Нельзя сказать, что он действительно не догадывался, к чему она клонит. Просто ему отчаянно хотелось, чтобы было какое-то другое объяснение, а не только эта чудовищная правда. Но полицейскому нельзя закрывать глаза на факты, какими бы они ни были.
Получить детские органы для пересадки вообще очень сложно. Получить детские органы с редчайшей группой крови почти невозможно. Если это и делают, то за очень большие деньги.
Такие, которые покрыли бы расходы и на создание липовой биографии, и на убийство одинокой учительницы, невольно обеспечившей преступникам прикрытие своим наивным хвастовством.
Не бывает таких совпадений. Если бы редкая группа крови была только у Миши или только у Тони, этим можно было бы пренебречь — или, по крайней мере, не делать этот фактор центром внимания. Но два ребенка — это уже не совпадение. Это чья-то планомерная работа, налаженный бизнес… Чудовищный бизнес.
— Если так, Мишу Хрусталева уже не вернуть, — тихо произнес Ян.
— Нет… Через два года шансов почти никаких. А вот с Тоней надежда еще есть, об этом и нужно думать!
— Ты считаешь, что есть? Даже после стольких дней?
— Считаю, потому что в случае с Тоней явно что-то пошло не так. Не представляю сценарий, при котором эта группировка, пока обозначим их так, убила бы свою главную звезду. Женщина, изображавшая сначала Марию Априонову, а потом Юлию Курченко, обладала очень редким набором черт. Она была умной, артистичной и лишенной даже базовых моральных принципов.
— А говорят еще, что ребенка обмануть невозможно, — горько усмехнулся Ян.
— Возможно. Обмануть можно кого угодно. Но это сложно, дети быстрее чувствуют неискренность. Она умела великолепно изображать доброту и любовь, но когда нужно было изъять ребенка, она не медлила и не пыталась дать родителям какую-то подсказку. Чтобы получить эту работу, нужно обладать соответствующей внешностью и манерой общения.
— Вторую такую женщину найти будет очень сложно…
— Вот именно, — подтвердила Александра. — Она была ценнее, чем дети, которых она похищала. Думаю, даже в самой экстремальной ситуации пожертвовали бы ребенком, а не ею.
— Да и ее убийство не было профессиональным… Как считаешь, месть?
— Месть исключать нельзя, но зачем мстителю забирать Тоню Нефедову? У нас по-прежнему одни нестыковки, хотя версию с местью стоит изучить повнимательней.
— Судя по словам Алисы, Светлана Хрусталева в своем нынешнем состоянии на это вряд ли способна.
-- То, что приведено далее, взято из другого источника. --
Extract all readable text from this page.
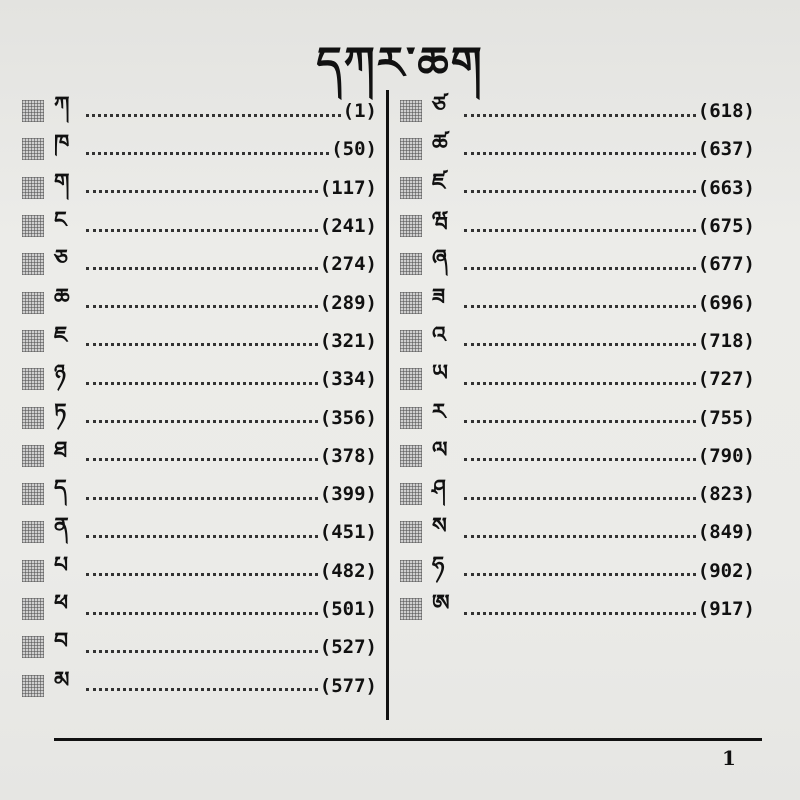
དཀར་ཆག
ཀ	(1)
ཁ	(50)
ག	(117)
ང	(241)
ཅ	(274)
ཆ	(289)
ཇ	(321)
ཉ	(334)
ཏ	(356)
ཐ	(378)
ད	(399)
ན	(451)
པ	(482)
ཕ	(501)
བ	(527)
མ	(577)
ཙ	(618)
ཚ	(637)
ཛ	(663)
ཝ	(675)
ཞ	(677)
ཟ	(696)
འ	(718)
ཡ	(727)
ར	(755)
ལ	(790)
ཤ	(823)
ས	(849)
ཧ	(902)
ཨ	(917)
1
— Да, но у нее есть родственники, которые сейчас о ней заботятся. Мы не знаем, на что способны они.
Здесь нельзя было гадать, нужно было проверить, причем проверить быстро, время вдруг ускорилось — теперь, когда они знали, какая именно судьба ожидает пропавшую девочку.
Но пока семейство Хрусталевых казалось непричастным к убийству безымянной женщины. Они пережили трагедию и двинулись дальше. Все, кроме матери маленького Миши, уже считали его погибшим. Она же то и дело звала его, но она вряд ли понимала, какой сейчас день и какой год.
Беспокоило Яна и кое-что другое. Они уже выяснили, что погибшая использовала чужие имена. Она не была ни Марией, ни Юлией. Но кем-то же она была! Она не с Луны свалилась, она много лет жила среди людей, у нее должно быть собственное прошлое. Оно могло подсказать, с кем она связалась и когда вошла в этот сомнительный бизнес.
Однако отпечатки пальцев привели их только к Марии Априоновой. Больше эта дамочка нигде не ошиблась, ничем не привлекла к себе внимание. Это ведь странно! Неужели Миша Хрусталев был ее первой жертвой? Возможно, но… Все было сделано идеально. При первой операции такого рода обычно допускаются ошибки.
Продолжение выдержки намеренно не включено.